I feel there are quite a few dimensions missing in the argument. I’m sorry I’m jumping guns.

First off, I have been living with this sense of disappointment and a lack of sense of accomplishment for over a decade now. I still remember my late college days when I used to repeatedly tell my friends and family, “one day you’re born without your choice, you’re sent to a school, get your scores and degrees, you’re supposed to marry someone to compliment your hormonal imbalances, now you bring kids into the world without their choice, you make money to help yourselves and the kids run their life, you retire hopefully seeing they settle and relive your cycle of life, and you’re dead one day without your intended action. Is this all about life or anything else”. I’m not an internal auditor and before this I spent about 7 years being in the 2nd line of business. I always asked, does what I do really matter, compared to all those who directly help the business make revenue?

Now that someone else is asking the same question for a change, I feel like defending myself. So what I’m writing here is basically sooth up my sense.

I am from India. Life is not given on a plate. Most begin with first cleaning up their family-created issues before they start building their own life. I’m not getting into details. It sums up to this. You first do what’s necessary, before thinking of doing what you want to. For a lot of youngsters, parents still choose their undergrad degree. A lot of us fail to recognize what we like until too late to pursue.

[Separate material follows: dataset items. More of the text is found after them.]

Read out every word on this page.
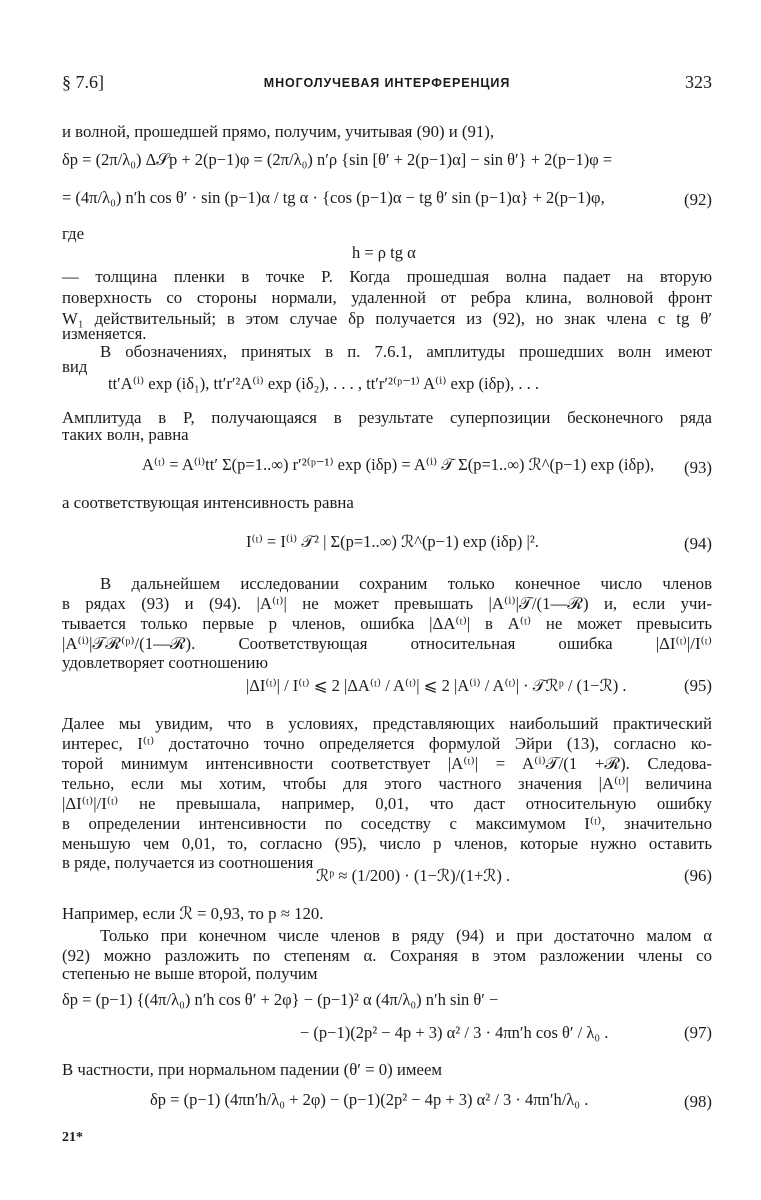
§ 7.6]	МНОГОЛУЧЕВАЯ ИНТЕРФЕРЕНЦИЯ	323
и волной, прошедшей прямо, получим, учитывая (90) и (91),
δp = (2π/λ₀) Δ𝒮p + 2(p−1)φ = (2π/λ₀) n′ρ {sin [θ′ + 2(p−1)α] − sin θ′} + 2(p−1)φ =
= (4π/λ₀) n′h cos θ′ · sin (p−1)α / tg α · {cos (p−1)α − tg θ′ sin (p−1)α} + 2(p−1)φ,	(92)
где
h = ρ tg α
— толщина пленки в точке P. Когда прошедшая волна падает на вторую
поверхность со стороны нормали, удаленной от ребра клина, волновой фронт
W₁ действительный; в этом случае δp получается из (92), но знак члена с tg θ′
изменяется.
В обозначениях, принятых в п. 7.6.1, амплитуды прошедших волн имеют
вид
tt′A⁽ⁱ⁾ exp (iδ₁), tt′r′²A⁽ⁱ⁾ exp (iδ₂), . . . , tt′r′²⁽ᵖ⁻¹⁾ A⁽ⁱ⁾ exp (iδp), . . .
Амплитуда в P, получающаяся в результате суперпозиции бесконечного ряда
таких волн, равна
A⁽ᵗ⁾ = A⁽ⁱ⁾tt′ Σ(p=1..∞) r′²⁽ᵖ⁻¹⁾ exp (iδp) = A⁽ⁱ⁾ 𝒯 Σ(p=1..∞) ℛ^(p−1) exp (iδp), (93)
а соответствующая интенсивность равна
I⁽ᵗ⁾ = I⁽ⁱ⁾ 𝒯² | Σ(p=1..∞) ℛ^(p−1) exp (iδp) |².	(94)
В дальнейшем исследовании сохраним только конечное число членов
в рядах (93) и (94). |A⁽ᵗ⁾| не может превышать |A⁽ⁱ⁾|𝒯/(1—ℛ) и, если учи-
тывается только первые p членов, ошибка |ΔA⁽ᵗ⁾| в A⁽ᵗ⁾ не может превысить
|A⁽ⁱ⁾|𝒯ℛ⁽ᵖ⁾/(1—ℛ). Соответствующая относительная ошибка |ΔI⁽ᵗ⁾|/I⁽ᵗ⁾
удовлетворяет соотношению
|ΔI⁽ᵗ⁾| / I⁽ᵗ⁾ ⩽ 2 |ΔA⁽ᵗ⁾ / A⁽ᵗ⁾| ⩽ 2 |A⁽ⁱ⁾ / A⁽ᵗ⁾| · 𝒯ℛᵖ / (1−ℛ) .	(95)
Далее мы увидим, что в условиях, представляющих наибольший практический
интерес, I⁽ᵗ⁾ достаточно точно определяется формулой Эйри (13), согласно ко-
торой минимум интенсивности соответствует |A⁽ᵗ⁾| = A⁽ⁱ⁾𝒯/(1 +ℛ). Следова-
тельно, если мы хотим, чтобы для этого частного значения |A⁽ᵗ⁾| величина
|ΔI⁽ᵗ⁾|/I⁽ᵗ⁾ не превышала, например, 0,01, что даст относительную ошибку
в определении интенсивности по соседству с максимумом I⁽ᵗ⁾, значительно
меньшую чем 0,01, то, согласно (95), число p членов, которые нужно оставить
в ряде, получается из соотношения
ℛᵖ ≈ (1/200) · (1−ℛ)/(1+ℛ) .	(96)
Например, если ℛ = 0,93, то p ≈ 120.
Только при конечном числе членов в ряду (94) и при достаточно малом α
(92) можно разложить по степеням α. Сохраняя в этом разложении члены со
степенью не выше второй, получим
δp = (p−1) {(4π/λ₀) n′h cos θ′ + 2φ} − (p−1)² α (4π/λ₀) n′h sin θ′ −
− (p−1)(2p² − 4p + 3) α² / 3 · 4πn′h cos θ′ / λ₀ .	(97)
В частности, при нормальном падении (θ′ = 0) имеем
δp = (p−1) (4πn′h/λ₀ + 2φ) − (p−1)(2p² − 4p + 3) α² / 3 · 4πn′h/λ₀ .	(98)
21*
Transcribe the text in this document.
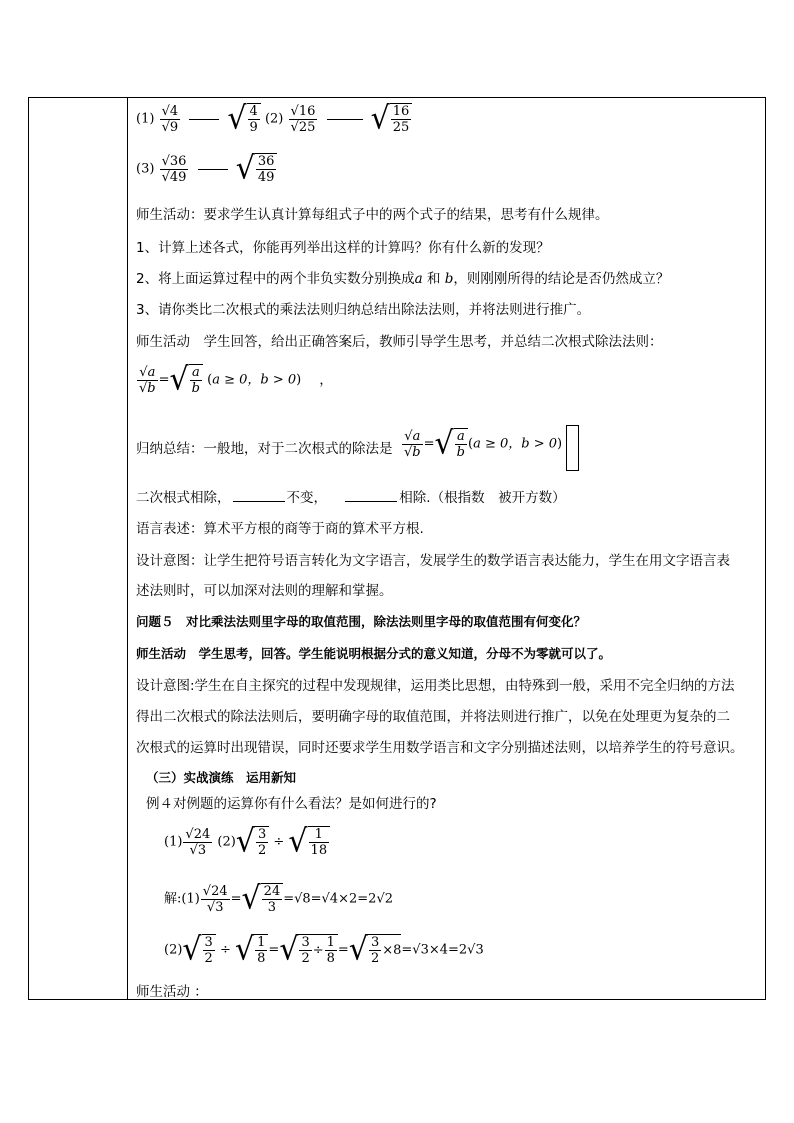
$(1) \frac{√4}{√9}$
√ $\frac{4}{9} (2) \frac{√16}{√25}$
√ $\frac{16}{25}$
$(3) \frac{√36}{√49}$
√ $\frac{36}{49}$
师生活动：要求学生认真计算每组式子中的两个式子的结果，思考有什么规律。
1、计算上述各式，你能再列举出这样的计算吗？你有什么新的发现？
2、将上面运算过程中的两个非负实数分别换成a 和 b，则刚刚所得的结论是否仍然成立？
3、请你类比二次根式的乘法法则归纳总结出除法法则，并将法则进行推广。
师生活动　学生回答，给出正确答案后，教师引导学生思考，并总结二次根式除法法则：
$\frac{√a}{√b}$ = √ $\frac{a}{b} (a \ge 0$，b > 0) ，
归纳总结：一般地，对于二次根式的除法是 $\frac{√a}{√b}$ = √ $\frac{a}{b} (a \ge 0$，b > 0)
二次根式相除，	不变，	相除.（根指数　被开方数）
语言表述：算术平方根的商等于商的算术平方根.
设计意图：让学生把符号语言转化为文字语言，发展学生的数学语言表达能力，学生在用文字语言表
述法则时，可以加深对法则的理解和掌握。
问题５　对比乘法法则里字母的取值范围，除法法则里字母的取值范围有何变化？
师生活动　学生思考，回答。学生能说明根据分式的意义知道，分母不为零就可以了。
设计意图:学生在自主探究的过程中发现规律，运用类比思想，由特殊到一般，采用不完全归纳的方法
得出二次根式的除法法则后，要明确字母的取值范围，并将法则进行推广，以免在处理更为复杂的二
次根式的运算时出现错误，同时还要求学生用数学语言和文字分别描述法则，以培养学生的符号意识。
（三）实战演练　运用新知
例４对例题的运算你有什么看法？是如何进行的?
$(1) \frac{√24}{√3} (2)$ √ $\frac{3}{2}$ ÷ √ $\frac{1}{18}$
解:(1) $\frac{√24}{√3}$ = √ $\frac{24}{3} =√8=√4\times 2=2√2$
(2) √ $\frac{3}{2}$ ÷ √ $\frac{1}{8}$ = √ $\frac{3}{2} \div \frac{1}{8}$ = √ $\frac{3}{2} \times 8 =√3\times 4=2√3$
师生活动 ：
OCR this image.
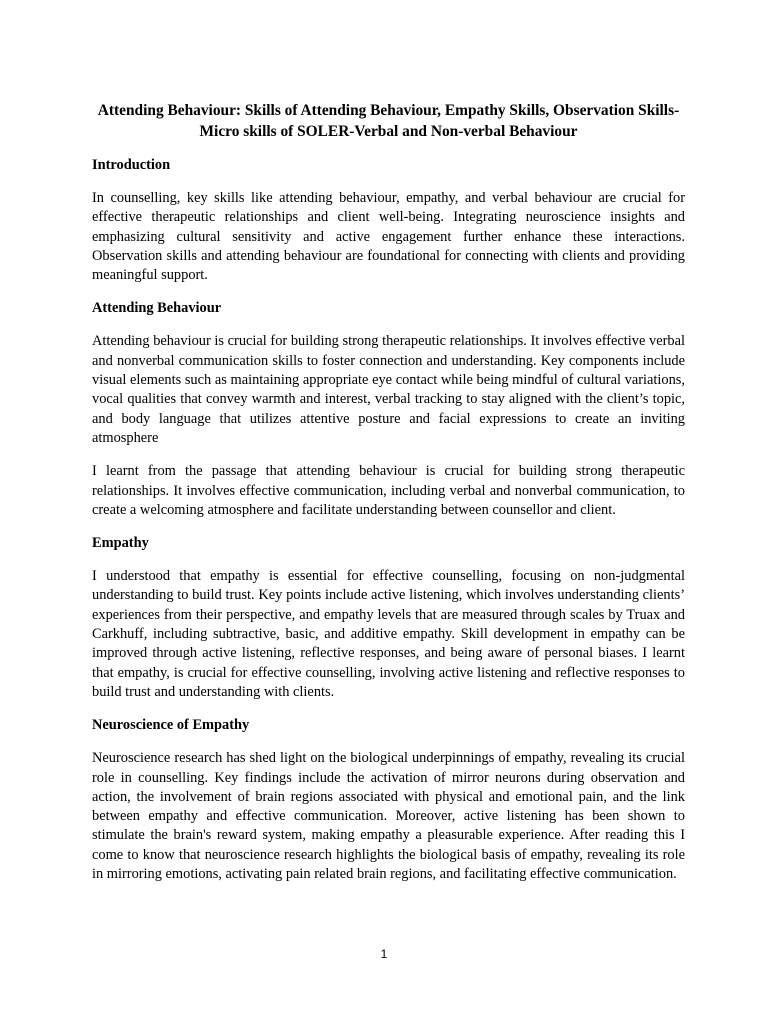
Attending Behaviour: Skills of Attending Behaviour, Empathy Skills, Observation Skills-Micro skills of SOLER-Verbal and Non-verbal Behaviour
Introduction

In counselling, key skills like attending behaviour, empathy, and verbal behaviour are crucial for effective therapeutic relationships and client well-being. Integrating neuroscience insights and emphasizing cultural sensitivity and active engagement further enhance these interactions. Observation skills and attending behaviour are foundational for connecting with clients and providing meaningful support.

Attending Behaviour

Attending behaviour is crucial for building strong therapeutic relationships. It involves effective verbal and nonverbal communication skills to foster connection and understanding. Key components include visual elements such as maintaining appropriate eye contact while being mindful of cultural variations, vocal qualities that convey warmth and interest, verbal tracking to stay aligned with the client’s topic, and body language that utilizes attentive posture and facial expressions to create an inviting atmosphere

I learnt from the passage that attending behaviour is crucial for building strong therapeutic relationships. It involves effective communication, including verbal and nonverbal communication, to create a welcoming atmosphere and facilitate understanding between counsellor and client.

Empathy

I understood that empathy is essential for effective counselling, focusing on non-judgmental understanding to build trust. Key points include active listening, which involves understanding clients’ experiences from their perspective, and empathy levels that are measured through scales by Truax and Carkhuff, including subtractive, basic, and additive empathy. Skill development in empathy can be improved through active listening, reflective responses, and being aware of personal biases. I learnt that empathy, is crucial for effective counselling, involving active listening and reflective responses to build trust and understanding with clients.

Neuroscience of Empathy

Neuroscience research has shed light on the biological underpinnings of empathy, revealing its crucial role in counselling. Key findings include the activation of mirror neurons during observation and action, the involvement of brain regions associated with physical and emotional pain, and the link between empathy and effective communication. Moreover, active listening has been shown to stimulate the brain's reward system, making empathy a pleasurable experience. After reading this I come to know that neuroscience research highlights the biological basis of empathy, revealing its role in mirroring emotions, activating pain related brain regions, and facilitating effective communication.

1
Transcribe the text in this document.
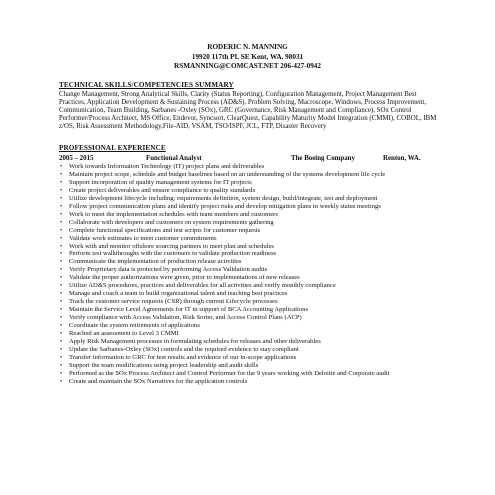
RODERIC N. MANNING
19920 117th PL SE Kent, WA. 98031
RSMANNING@COMCAST.NET 206-427-0942
TECHNICAL SKILLS/COMPETENCIES SUMMARY
Change Management, Strong Analytical Skills, Clarity (Status Reporting), Configuration Management, Project Management Best Practices, Application Development & Sustaining Process (AD&S), Problem Solving, Macroscope, Windows, Process Improvement, Communication, Team Building, Sarbanes -Oxley (SOx), GRC (Governance, Risk Management and Compliance), SOx Control Performer/Process Architect, MS Office, Endevor, Syncsort, ClearQuest, Capability Maturity Model Integration (CMMI), COBOL, IBM z/OS, Risk Assessment Methodology,File-AID, VSAM, TSO/ISPF, JCL, FTP, Disaster Recovery
PROFESSIONAL EXPERIENCE
2005 – 2015	Functional Analyst	The Boeing Company	Renton, WA.
• Work towards Information Technology (IT) project plans and deliverables
• Maintain project scope, schedule and budget baselines based on an understanding of the systems development life cycle
• Support incorporation of quality management systems for IT projects
• Create project deliverables and ensure compliance to quality standards
• Utilize development lifecycle including; requirements definition, system design, build/integrate, test and deployment
• Follow project communication plans and identify project risks and develop mitigation plans in weekly status meetings
• Work to meet the implementation schedules with team members and customers
• Collaborate with developers and customers on system requirements gathering
• Complete functional specifications and test scripts for customer requests
• Validate work estimates to meet customer commitments
• Work with and monitor offshore sourcing partners to meet plan and schedules
• Perform test walkthroughs with the customers to validate production readiness
• Communicate the implementation of production release activities
• Verify Proprietary data is protected by performing Access Validation audits
• Validate the proper authorizations were given, prior to implementations of new releases
• Utilize AD&S procedures, practices and deliverables for all activities and verify monthly compliance
• Manage and coach a team to build organizational talent and teaching best practices
• Track the customer service requests (CSR) through current Lifecycle processes
• Maintain the Service Level Agreements for IT in support of BCA Accounting Applications
• Verify compliance with Access Validation, Risk Sorter, and Access Control Plans (ACP)
• Coordinate the system retirements of applications
• Reached an assessment to Level 3 CMMI
• Apply Risk Management processes in formulating schedules for releases and other deliverables
• Update the Sarbanes-Oxley (SOx) controls and the required evidence to stay compliant
• Transfer information to GRC for test results and evidence of our in-scope applications
• Support the team modifications using project leadership and audit skills
• Performed as the SOx Process Architect and Control Performer for the 9 years working with Deloitte and Corporate audit
• Create and maintain the SOx Narratives for the application controls
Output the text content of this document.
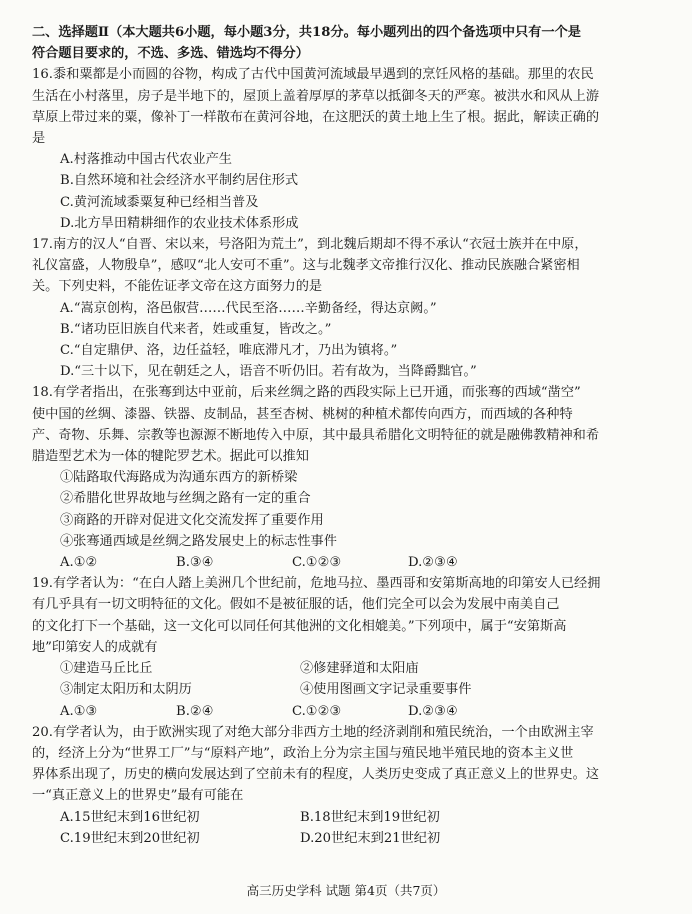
二、选择题Ⅱ（本大题共6小题，每小题3分，共18分。每小题列出的四个备选项中只有一个是

符合题目要求的，不选、多选、错选均不得分）

16.黍和粟都是小而圆的谷物，构成了古代中国黄河流域最早遇到的烹饪风格的基础。那里的农民

生活在小村落里，房子是半地下的，屋顶上盖着厚厚的茅草以抵御冬天的严寒。被洪水和风从上游

草原上带过来的粟，像补丁一样散布在黄河谷地，在这肥沃的黄土地上生了根。据此，解读正确的

是

A.村落推动中国古代农业产生

B.自然环境和社会经济水平制约居住形式

C.黄河流域黍粟复种已经相当普及

D.北方旱田精耕细作的农业技术体系形成

17.南方的汉人“自晋、宋以来，号洛阳为荒土”，到北魏后期却不得不承认“衣冠士族并在中原，

礼仪富盛，人物殷阜”，感叹“北人安可不重”。这与北魏孝文帝推行汉化、推动民族融合紧密相

关。下列史料，不能佐证孝文帝在这方面努力的是

A.“嵩京创构，洛邑俶营……代民至洛……辛勤备经，得达京阙。”

B.“诸功臣旧族自代来者，姓或重复，皆改之。”

C.“自定鼎伊、洛，边任益轻，唯底滞凡才，乃出为镇将。”

D.“三十以下，见在朝廷之人，语音不听仍旧。若有故为，当降爵黜官。”

18.有学者指出，在张骞到达中亚前，后来丝绸之路的西段实际上已开通，而张骞的西域“凿空”

使中国的丝绸、漆器、铁器、皮制品，甚至杏树、桃树的种植术都传向西方，而西域的各种特

产、奇物、乐舞、宗教等也源源不断地传入中原，其中最具希腊化文明特征的就是融佛教精神和希

腊造型艺术为一体的犍陀罗艺术。据此可以推知

①陆路取代海路成为沟通东西方的新桥梁

②希腊化世界故地与丝绸之路有一定的重合

③商路的开辟对促进文化交流发挥了重要作用

④张骞通西域是丝绸之路发展史上的标志性事件

A.①②	B.③④	C.①②③	D.②③④

19.有学者认为：“在白人踏上美洲几个世纪前，危地马拉、墨西哥和安第斯高地的印第安人已经拥

有几乎具有一切文明特征的文化。假如不是被征服的话，他们完全可以会为发展中南美自己

的文化打下一个基础，这一文化可以同任何其他洲的文化相媲美。”下列项中，属于“安第斯高

地”印第安人的成就有

①建造马丘比丘	②修建驿道和太阳庙
③制定太阳历和太阴历	④使用图画文字记录重要事件
A.①③	B.②④	C.①②③	D.②③④

20.有学者认为，由于欧洲实现了对绝大部分非西方土地的经济剥削和殖民统治，一个由欧洲主宰

的，经济上分为“世界工厂”与“原料产地”，政治上分为宗主国与殖民地半殖民地的资本主义世

界体系出现了，历史的横向发展达到了空前未有的程度，人类历史变成了真正意义上的世界史。这

一“真正意义上的世界史”最有可能在

A.15世纪末到16世纪初	B.18世纪末到19世纪初
C.19世纪末到20世纪初	D.20世纪末到21世纪初
高三历史学科 试题 第4页（共7页）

The other dimension is this. If the goal is only doing what matters, you know it doesn’t always have to be the job. It can also be outside it. One should just feel like doing it. It’s that simple, now that I write on this topic which I never did before.

You helped me clear a giant mess in my mind and tell myself, “just do it! Stop complaining and cribbing.” And the story of your friends and your perspective on your B2B sales job is very inspiring. I’m glad I read your piece first thing after I woke up this morning.

Have a good one.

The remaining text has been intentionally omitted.